Une férocité s’empara de lui : une roue de feu tournait dans ses moelles ; il glissa la main à sa poche, en tira son couteau qu’il ouvrit au large, et plongea la lame dans les côtes du forestier. Puis se mettant debout, déchiré, en lambeaux, la face boueuse de sang, brandissant son couteau au-dessus de lui, il sauta par-dessus Bayonnet et Bastogne, bondit dans le bois.

Trois coups de feu retentirent : les gardes tiraient après lui. Malplaquet, soulevé sur ses genoux, épaula son fusil par un dernier effort. Le plomb siffla aux oreilles du fuyard, persilla le feuillage devant lui, et subitement il disparut dans la mer profonde des verdures, sauvé.

Sauvé, mais désormais en révolte contre la loi, c’est-à-dire traqué, obligé de détaler au moindre bruit, pourchassé de tannière en tannière. Une complication surgit : Malplaquet traîna deux jours et mourut. Il l’apprit d’un paysan qui, la nuit, lui apportait du pain dans le bois.

Tout fertile en ruses qu’il était, Cachaprès comprit que la position n’était plus tenable ; il aurait beau biaiser, se terrer, grimper à la cime des arbres, il finirait par être pris.

Le paysan l’avait averti qu’une escouade de forestiers battait les taillis dans leurs moindres recoins ; les gendarmes avaient été réquisitionnés également, et toute cette bande enveloppait les futaies d’un vaste filet. Une chance lui restait : gagner de nuit, par étapes ou d’une fois, la partie de la forêt qui avoisinait la hutte des Duc. C’était sa forêt, celle-là ; il en connaissait les moindres replis ; elle avait été mêlée à tous les instants de sa vie. Bien fin qui le pincerait là !

Dix lieues de marche étaient pour lui l’affaire d’une nuit, à la condition de n’être pas inquiété. Il s’approvisionna de poudre et de plomb, passa son fusil en bandoulière et se mit en route. Il marchait à grandes enjambées, évitant les découverts, s’abritant derrière les arbres, rampant au long des taillis, quelquefois s’arrêtant quand une rumeur lui paraissait douteuse, puis repartait du trot, alerte et souple du chevreuil, les reins ployés.

Il y eut un moment critique. Des voix lui arrivaient de loin, apportées par le vent. Il s’arrêta, écouta. Les voix, autant qu’il pouvait en juger, étaient celles de huit à dix hommes, marchant à sa droite. Par échappées, le bruit de cette marche s’entendait distinctement. Il se lança, prit un temps de course, ensuite écouta de nouveau. Aucun bruit, hormis le bruissement des feuillages.

Le petit jour blanchissait les hauteurs du ciel quand il passa devant la maison de la Cougnole.

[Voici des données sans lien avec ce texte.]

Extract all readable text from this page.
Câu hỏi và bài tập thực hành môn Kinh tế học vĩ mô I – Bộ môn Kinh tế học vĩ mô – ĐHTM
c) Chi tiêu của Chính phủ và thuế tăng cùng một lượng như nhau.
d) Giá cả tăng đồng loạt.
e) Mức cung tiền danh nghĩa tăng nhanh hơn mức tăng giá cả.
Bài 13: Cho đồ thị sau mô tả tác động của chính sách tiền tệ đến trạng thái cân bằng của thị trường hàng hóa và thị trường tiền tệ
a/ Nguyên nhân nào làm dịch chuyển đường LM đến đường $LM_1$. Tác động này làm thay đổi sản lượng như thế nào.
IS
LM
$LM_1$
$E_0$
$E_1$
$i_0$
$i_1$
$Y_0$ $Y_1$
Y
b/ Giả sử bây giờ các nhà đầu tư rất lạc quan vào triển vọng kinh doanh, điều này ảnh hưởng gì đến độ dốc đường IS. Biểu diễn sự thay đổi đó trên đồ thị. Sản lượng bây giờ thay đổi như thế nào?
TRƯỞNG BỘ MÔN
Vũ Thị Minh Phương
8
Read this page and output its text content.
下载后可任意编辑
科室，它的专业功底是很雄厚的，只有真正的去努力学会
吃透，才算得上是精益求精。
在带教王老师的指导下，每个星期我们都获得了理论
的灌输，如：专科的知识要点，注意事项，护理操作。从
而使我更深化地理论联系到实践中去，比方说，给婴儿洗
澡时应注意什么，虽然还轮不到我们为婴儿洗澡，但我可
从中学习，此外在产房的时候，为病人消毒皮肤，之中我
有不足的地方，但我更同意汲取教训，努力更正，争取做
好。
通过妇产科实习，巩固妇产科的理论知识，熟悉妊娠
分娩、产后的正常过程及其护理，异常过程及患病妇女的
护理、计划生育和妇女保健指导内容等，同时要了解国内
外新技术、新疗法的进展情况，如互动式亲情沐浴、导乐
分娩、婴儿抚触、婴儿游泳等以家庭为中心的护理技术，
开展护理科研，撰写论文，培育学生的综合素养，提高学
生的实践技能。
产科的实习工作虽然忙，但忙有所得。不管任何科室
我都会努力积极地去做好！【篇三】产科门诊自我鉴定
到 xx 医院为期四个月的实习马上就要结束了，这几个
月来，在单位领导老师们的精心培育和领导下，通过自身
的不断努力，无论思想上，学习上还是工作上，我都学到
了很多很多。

Il avait faim et soif ; un besoin de sommeil l’étourdissait. Il cogna à la fenêtre, du côté de la cour. La vieille avait le dormir rude ; elle ne s’éveilla qu’au carillon de ses vitres, tintant sous une grêle de coups.

— Fieu de Dieu ! dit-elle, passez votre chemin ; n’y a ici qu’une pauv’ bribeuse qui n’a plus que l’saint bon Dieu pour lui venir en aide.

Il glissa son nom à travers le trou de la serrure.

Aussitôt des pieds nus claquèrent sur le carreau et elle ouvrit.

— C’est toi, m’fi ?

— À boire !

Il ferma la porte derrière lui, s’allongea sur le lit de la vieille. Ouf ! il était rompu. Il demanda des nouvelles de Germaine. Elle haussa les épaules, n’ayant rien à dire. Et lui qui venait pour dormir, il fut pris de souvenirs aigus à la vue de cette chambre où ils avaient passé de si bons instants. La revoir ! Une envie furieuse de palper une dernière fois sa peau chaude et grasse lui faisait oublier le sommeil. Il mit de l’argent dans la main de Cougnole.

— J’suis pris si tu dis un mot ; les gardes sont après moi. Et tout d’même m’faut revoir Germaine ! m’faut, entends-tu ! Vas la voir. Et que j’crève après, j’men fous, sûr comme y a un Dieu, s’y en a un !

Il but, mangea, et ayant donné rendez-vous à la vieille dans un fourré, il détala.